Spyware crafted by a sophisticated group of hackers-for-hire took advantage of a flaw in the popular WhatsApp communications program to remotely hijack dozens of phones without any user interaction.
The Financial Times identified the hacking group as Israel's NSO Group, which has been widely condemned for selling surveillance tools to repressive governments.
WhatsApp all but confirmed the identification, describing hackers as "a private company that has been known to work with governments to deliver spyware." A spokesman for the Facebook subsidiary later said: "We're certainly not refuting any of the coverage you've seen."
WhatsApp has released a new version of the app containing a fix.

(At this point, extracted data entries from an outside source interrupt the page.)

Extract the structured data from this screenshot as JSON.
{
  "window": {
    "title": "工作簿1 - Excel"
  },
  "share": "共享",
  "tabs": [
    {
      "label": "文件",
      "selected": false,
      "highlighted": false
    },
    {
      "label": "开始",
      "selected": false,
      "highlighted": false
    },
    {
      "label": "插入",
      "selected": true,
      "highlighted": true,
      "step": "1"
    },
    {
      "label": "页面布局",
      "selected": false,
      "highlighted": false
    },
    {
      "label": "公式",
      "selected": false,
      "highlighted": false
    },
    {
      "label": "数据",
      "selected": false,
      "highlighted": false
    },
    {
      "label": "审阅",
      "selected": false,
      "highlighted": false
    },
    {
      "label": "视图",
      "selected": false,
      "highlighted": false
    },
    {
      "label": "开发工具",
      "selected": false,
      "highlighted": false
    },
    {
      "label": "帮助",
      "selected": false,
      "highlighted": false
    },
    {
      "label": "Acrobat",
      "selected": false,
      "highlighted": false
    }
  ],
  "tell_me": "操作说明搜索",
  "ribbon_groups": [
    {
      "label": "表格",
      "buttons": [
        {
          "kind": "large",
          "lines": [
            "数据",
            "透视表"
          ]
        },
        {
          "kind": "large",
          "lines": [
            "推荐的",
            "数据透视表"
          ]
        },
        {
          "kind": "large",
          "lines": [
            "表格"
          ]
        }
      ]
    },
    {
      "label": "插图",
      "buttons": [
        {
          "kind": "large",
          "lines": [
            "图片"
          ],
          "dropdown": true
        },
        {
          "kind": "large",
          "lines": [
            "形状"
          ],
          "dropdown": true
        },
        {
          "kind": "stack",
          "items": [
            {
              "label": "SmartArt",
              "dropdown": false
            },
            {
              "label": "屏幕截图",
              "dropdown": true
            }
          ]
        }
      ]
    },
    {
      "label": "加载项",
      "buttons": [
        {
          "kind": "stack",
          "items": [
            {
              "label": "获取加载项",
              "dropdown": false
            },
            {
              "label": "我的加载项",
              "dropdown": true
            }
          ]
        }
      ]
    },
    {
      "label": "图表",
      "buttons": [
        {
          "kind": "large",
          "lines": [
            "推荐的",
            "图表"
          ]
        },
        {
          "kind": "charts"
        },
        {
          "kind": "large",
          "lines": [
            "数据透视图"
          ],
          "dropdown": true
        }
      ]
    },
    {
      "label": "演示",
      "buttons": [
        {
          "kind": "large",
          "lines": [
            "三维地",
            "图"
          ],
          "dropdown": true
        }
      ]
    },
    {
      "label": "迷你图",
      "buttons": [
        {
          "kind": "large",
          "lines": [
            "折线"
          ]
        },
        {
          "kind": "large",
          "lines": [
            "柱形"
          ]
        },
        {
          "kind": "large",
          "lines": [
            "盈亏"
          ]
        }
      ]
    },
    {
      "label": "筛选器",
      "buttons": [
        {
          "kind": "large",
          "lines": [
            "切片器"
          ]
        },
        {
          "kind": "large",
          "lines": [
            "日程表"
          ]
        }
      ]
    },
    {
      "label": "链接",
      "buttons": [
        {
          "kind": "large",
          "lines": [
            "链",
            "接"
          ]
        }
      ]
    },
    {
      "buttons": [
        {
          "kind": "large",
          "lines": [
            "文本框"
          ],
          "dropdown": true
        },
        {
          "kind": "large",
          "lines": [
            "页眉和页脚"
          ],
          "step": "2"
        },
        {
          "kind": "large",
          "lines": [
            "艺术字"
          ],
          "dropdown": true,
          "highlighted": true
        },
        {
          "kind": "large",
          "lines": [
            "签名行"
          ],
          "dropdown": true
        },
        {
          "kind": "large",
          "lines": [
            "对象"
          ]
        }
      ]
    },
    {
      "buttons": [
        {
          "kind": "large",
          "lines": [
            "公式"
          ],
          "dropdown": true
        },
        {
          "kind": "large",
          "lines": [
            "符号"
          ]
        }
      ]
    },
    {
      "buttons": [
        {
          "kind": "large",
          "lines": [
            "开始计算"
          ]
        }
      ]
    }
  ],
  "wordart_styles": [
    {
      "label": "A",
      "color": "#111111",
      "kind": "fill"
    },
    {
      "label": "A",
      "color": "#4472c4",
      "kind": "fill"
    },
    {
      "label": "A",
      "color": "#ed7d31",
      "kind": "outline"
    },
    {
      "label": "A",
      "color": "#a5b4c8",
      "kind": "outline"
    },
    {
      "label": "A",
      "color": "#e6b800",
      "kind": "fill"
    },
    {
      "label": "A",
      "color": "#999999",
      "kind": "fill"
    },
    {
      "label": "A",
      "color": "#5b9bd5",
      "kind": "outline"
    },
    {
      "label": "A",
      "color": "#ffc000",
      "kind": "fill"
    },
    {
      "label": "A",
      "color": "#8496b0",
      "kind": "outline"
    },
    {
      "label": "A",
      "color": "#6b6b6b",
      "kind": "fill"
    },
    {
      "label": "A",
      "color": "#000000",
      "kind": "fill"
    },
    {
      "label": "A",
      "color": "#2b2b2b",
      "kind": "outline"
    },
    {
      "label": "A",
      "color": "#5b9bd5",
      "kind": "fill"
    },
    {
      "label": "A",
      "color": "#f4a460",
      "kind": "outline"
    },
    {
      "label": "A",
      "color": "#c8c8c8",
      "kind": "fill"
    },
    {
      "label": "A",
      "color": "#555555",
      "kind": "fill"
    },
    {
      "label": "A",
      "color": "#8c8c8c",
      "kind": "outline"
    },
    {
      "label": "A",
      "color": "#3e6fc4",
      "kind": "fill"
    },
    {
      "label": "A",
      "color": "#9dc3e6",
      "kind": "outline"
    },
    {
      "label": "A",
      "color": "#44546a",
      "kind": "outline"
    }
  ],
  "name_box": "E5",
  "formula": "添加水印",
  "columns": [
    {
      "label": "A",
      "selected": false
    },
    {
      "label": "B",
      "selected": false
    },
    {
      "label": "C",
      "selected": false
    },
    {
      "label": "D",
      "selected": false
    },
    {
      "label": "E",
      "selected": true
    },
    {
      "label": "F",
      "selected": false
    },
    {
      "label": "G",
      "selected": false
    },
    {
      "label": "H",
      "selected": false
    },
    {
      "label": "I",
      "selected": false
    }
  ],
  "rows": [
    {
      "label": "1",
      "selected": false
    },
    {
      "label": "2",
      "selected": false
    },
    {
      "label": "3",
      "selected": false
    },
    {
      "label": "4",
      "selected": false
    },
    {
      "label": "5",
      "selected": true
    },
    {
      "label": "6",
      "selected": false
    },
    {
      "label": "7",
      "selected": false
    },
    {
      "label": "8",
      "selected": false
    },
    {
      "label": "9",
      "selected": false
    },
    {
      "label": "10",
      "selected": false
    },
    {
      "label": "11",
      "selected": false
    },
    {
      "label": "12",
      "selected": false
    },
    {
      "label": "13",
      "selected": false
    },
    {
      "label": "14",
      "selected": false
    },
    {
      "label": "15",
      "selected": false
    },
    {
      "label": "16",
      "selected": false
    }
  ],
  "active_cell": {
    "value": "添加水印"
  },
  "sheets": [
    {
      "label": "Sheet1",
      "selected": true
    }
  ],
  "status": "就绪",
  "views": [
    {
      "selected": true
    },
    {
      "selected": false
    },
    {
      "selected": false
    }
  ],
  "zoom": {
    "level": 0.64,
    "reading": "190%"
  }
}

The spyware did not directly affect the end-to-end encryption that makes WhatsApp chats and calls private. It merely used a bug in the WhatsApp software as an infection vehicle. The malware allows spies to effectively take control of a phone — remotely and surreptitiously controlling its cameras and microphones and vacuuming up personal and location data. Encryption is worthless once a phone's operating system has been violated.
Hackers are always looking for flaws in apps and operating systems that they can exploit to deliver spyware. State-run intelligence agencies including the U.S. National Security Agency invest tens of millions of dollars on it. Indeed, Google's ProjectZero bug-hunting team scoured WhatsApp last year looking for vulnerabilities but did not find any. Instead, it was WhatsApp's security team that found the flaw.
The development comes as Facebook looks to triple down on its messaging services by merging WhatsApp, Facebook Messenger and Instagram Direct and bringing WhatsApp-level encryption to the others. The attack would not affect Facebook's ability to do that.
The malware was able to penetrate phones through missed calls alone using the app's voice calling function, said the WhatsApp spokesman, who was not authorized to be quoted by name. He said an unknown number of people — an amount in the dozens at least would not be inaccurate — were infected with the malware, which the company discovered in early May, the spokesman said.
John Scott-Railton, a researcher with the internet watchdog Citizen Lab, called the hack "a very scary vulnerability."
"There's nothing a user could have done here, short of not having the app," he said. The vast majority of hacks involve some sort of user interaction, such as clicking on an infected link.
The WhatsApp spokesman said its flaw was discovered while "our team was putting some additional security enhancements to our voice calls." He said engineers found that people targeted for infection "might get one or two calls from a number that is not familiar to them. In the process of calling, this code gets shipped."
WhatsApp, which has more than 1.5 billion users, immediately contacted Citizen Lab and human rights groups, quickly fixed the issue and pushed out a patch. He said WhatsApp also provided information to U.S. law enforcement officials to assist in their investigations.
"We are deeply concerned about the abuse of such capabilities," WhatsApp said in a statement.
Although WhatsApp urged all users to update the program on their phones, only a minuscule percentage run the risk of being targeted by such malware.
NSO said in a statement that its technology is used by law enforcement and intelligence agencies to fight "crime and terror."
"We investigate any credible allegations of misuse and if necessary, we take action, including shutting down the system," the statement said. A spokesman for Stephen Peel, whose private equity firm Novalpina recently announced the purchase of part of NSO, did not return an email seeking comment.
The revelation adds to the questions over the reach of the Israeli company's powerful spyware.
Prior to the latest WhatsApp revelation, NSO's spyware has repeatedly been found deployed to hack journalists, lawyers, human rights defenders and dissidents. Most notably, the spyware was implicated in the gruesome killing of Saudi journalist Jamal Khashoggi, who was dismembered in the Saudi consulate in Istanbul last year and whose body has never been found.
Several alleged targets of the spyware, including a close friend of Khashoggi and several Mexican civil society figures, are currently suing NSO in an Israeli court over the hacking.
On Monday, Amnesty International — which said last year that one its staffers was also targeted with the spyware — said it would join in a legal bid to force Israel's Ministry of Defense to suspend NSO's export license.
That makes the discovery of the vulnerability particularly disturbing because one of the targets was a U.K.-based human rights lawyer, the attorney told The Associated Press.
The lawyer, who spoke on condition of anonymity for professional reasons, said he received several suspicious missed calls over the past few months, the most recent one on Sunday, only hours before WhatsApp issued the update to users fixing the flaw.
In its statement, NSO said it "would not or could not" use its own technology to target "any person or organization, including this individual."
While the timing of the hack is unfortunate for Facebook as it trots out a "privacy-focused" vision centered on messaging, people quickly forget about these problems, said Nate Elliott, who runs the research firm Nineteen Insights.
Just a day after WhatsApp disclosed the flaw, Intel revealed a hardware vulnerability that could affect millions of machines around the world. The bug is embedded in the architecture of computer hardware and can't be fully fixed. But Intel said Tuesday there's no evidence of anyone exploiting it outside of a research laboratory, as it's difficult to pull off.
AP Technology Writer Barbara Ortutay in San Francisco contributed to this story.